Едва Артемьев проговорил это — Житков тотчас же запел: «Синенький скромный платочек».
Потом Урюпин с Артемьевым зашли в оргинструкторское отделение, и только упомянули о синеньком платочке — все отделение подхватило песенку. И так куда бы они ни заходили — всюду начинали петь, стоило лишь упомянуть о платочке.
Сегодня, когда Артемьев стал рассказывать об этом в столовой, все вокруг тоже сразу же запели. Сейчас это самая распространенная во всей армии песенка.
Страстная жажда у людей прикоснуться к человеческому теплу, жажда близости и откровенности. Это — в воздухе, это охватило множество людей, как что-то стихийное, необходимое для продолжения рода, когда гибнет столько людей.
Коблик отвечает на письмо не известной ему девушки. Лисаветский тоже ответил на одно из новогодних писем. Между его интеллектом и разумом «сероглазой девушки» — пропасть. Его письмо — это письмо самому себе. Он дал мне прочесть.
Можно написать рассказ из одних только писем на фронт и ответов. Показать огромную жажду общения, тепла — и трогательное несоответствие, разницу в интеллектах и характерах.
Сегодня исполнился ровно год, как я прибыл в Ударную.
Ощущение такое, словно объем моей жизни удвоился. Большого напряжения стоит вспомнить канун войны, как будто прошло десять лет, а не один год.
Я многого достиг за год, но все еще стою в самом начале своих попыток осмыслить все происходящее, найти самое главное. Это потому, что я еще не начал писать как художник.

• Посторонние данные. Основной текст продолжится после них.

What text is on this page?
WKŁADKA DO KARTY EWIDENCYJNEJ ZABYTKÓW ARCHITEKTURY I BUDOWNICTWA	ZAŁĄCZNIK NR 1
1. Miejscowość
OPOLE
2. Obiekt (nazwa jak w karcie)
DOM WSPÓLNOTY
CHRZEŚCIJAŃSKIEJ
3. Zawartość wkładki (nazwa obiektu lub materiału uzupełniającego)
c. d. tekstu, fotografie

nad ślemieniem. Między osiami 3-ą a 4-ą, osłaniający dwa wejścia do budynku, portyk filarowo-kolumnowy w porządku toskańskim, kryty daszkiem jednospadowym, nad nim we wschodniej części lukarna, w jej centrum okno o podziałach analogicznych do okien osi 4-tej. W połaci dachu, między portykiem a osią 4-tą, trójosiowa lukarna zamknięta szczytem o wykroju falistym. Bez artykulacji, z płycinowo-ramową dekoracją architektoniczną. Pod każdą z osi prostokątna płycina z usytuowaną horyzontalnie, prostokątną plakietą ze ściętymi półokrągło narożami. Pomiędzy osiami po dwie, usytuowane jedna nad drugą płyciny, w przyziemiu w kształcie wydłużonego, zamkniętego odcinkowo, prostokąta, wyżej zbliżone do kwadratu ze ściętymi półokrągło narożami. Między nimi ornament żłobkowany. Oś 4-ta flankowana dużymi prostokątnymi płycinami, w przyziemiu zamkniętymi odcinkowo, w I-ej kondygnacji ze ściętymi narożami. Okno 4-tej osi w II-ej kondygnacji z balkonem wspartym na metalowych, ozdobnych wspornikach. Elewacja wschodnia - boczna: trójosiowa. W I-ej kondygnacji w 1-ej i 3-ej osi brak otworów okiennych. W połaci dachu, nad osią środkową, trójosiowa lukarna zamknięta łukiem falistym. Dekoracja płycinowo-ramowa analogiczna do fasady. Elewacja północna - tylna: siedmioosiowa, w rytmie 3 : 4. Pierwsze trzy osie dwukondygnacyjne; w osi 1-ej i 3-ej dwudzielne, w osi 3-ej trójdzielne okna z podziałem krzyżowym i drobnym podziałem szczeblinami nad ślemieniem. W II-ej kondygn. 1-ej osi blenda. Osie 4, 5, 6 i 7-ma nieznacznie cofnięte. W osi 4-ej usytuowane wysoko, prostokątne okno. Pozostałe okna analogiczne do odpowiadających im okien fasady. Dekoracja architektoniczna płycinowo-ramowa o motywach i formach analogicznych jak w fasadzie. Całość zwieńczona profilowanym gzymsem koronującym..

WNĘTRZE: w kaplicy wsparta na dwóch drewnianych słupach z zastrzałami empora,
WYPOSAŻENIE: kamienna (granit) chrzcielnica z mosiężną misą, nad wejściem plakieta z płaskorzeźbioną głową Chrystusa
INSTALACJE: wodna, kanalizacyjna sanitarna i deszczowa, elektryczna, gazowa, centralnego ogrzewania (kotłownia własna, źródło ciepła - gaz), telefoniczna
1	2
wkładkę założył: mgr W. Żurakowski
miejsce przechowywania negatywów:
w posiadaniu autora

Ближайшие мои задачи — работать над прозою. Пора! Пора начинать.
Счастлив тот писатель будущего, который получит всю совокупность материалов нашей эпохи. Начиная от Генерального штаба и Кремля — обнаженный разрез через всю игру дипломатов до переднего края — до сердца бойца.
А что мы можем сейчас? Раскусить горькое зернышко, ощутить его горечь и запах? Что мы можем, бредущие по поверхности? Что может сказать боец в залитой жидкой глиной и кровью траншее о стратегии фронта? Но ведь мы — помимо бессильных мыслителей — слепцов на военных дорогах,— мы живые свидетели. И пусть наши свидетельские показания лягут в общий короб материалов этой чудовищной войны, которая закончится славою и счастьем моего народа.
И поэтому записывай в свою тетрадку, что видишь, что слышишь, и пусть тебя не пугает, если ты чего-то еще не понимаешь.
Сегодня Коблик попросил что-нибудь прочесть из этой тетрадки. Я отыскал для него в разбивку строк пятьдесят. Он сказал:
— Это и есть настоящая история!
Часов в десять, после ужина, отправились с Кобликом в Шутовку.
Звездная и лунная ночь; звонкая, скрипучая от мороза дорога, пронизывающий встречный ветер.
Коблик говорил о том, как страшно, что мы ничего не знаем. Он смотрел на небо. Оно казалось ему гладким, обструганным и отшлифованным. Низко над горизонтом беззвучно— из-за дальности расстояния — брызги разрывов немецких зенитных снарядов.
Мы не знаем, что за пределами космоса, мы не знаем, откуда мы и куда мы.
Обидно, что мы забываем о своем незнании, привыкаем. Все это говорил Коблик. Он говорил о невозместимой обиде, что мы живем в эпоху метафизической мысли, что нам недоступно время великих свершений мысли *.
1 Полностью поглощенные тяжелыми переживаниями в годы нашествия фашистов, мы тогда и думать не могли, что после войны кибернетика и блистательные взлеты других естественных наук сотрясут основы многих наших представлений и окрылят нас.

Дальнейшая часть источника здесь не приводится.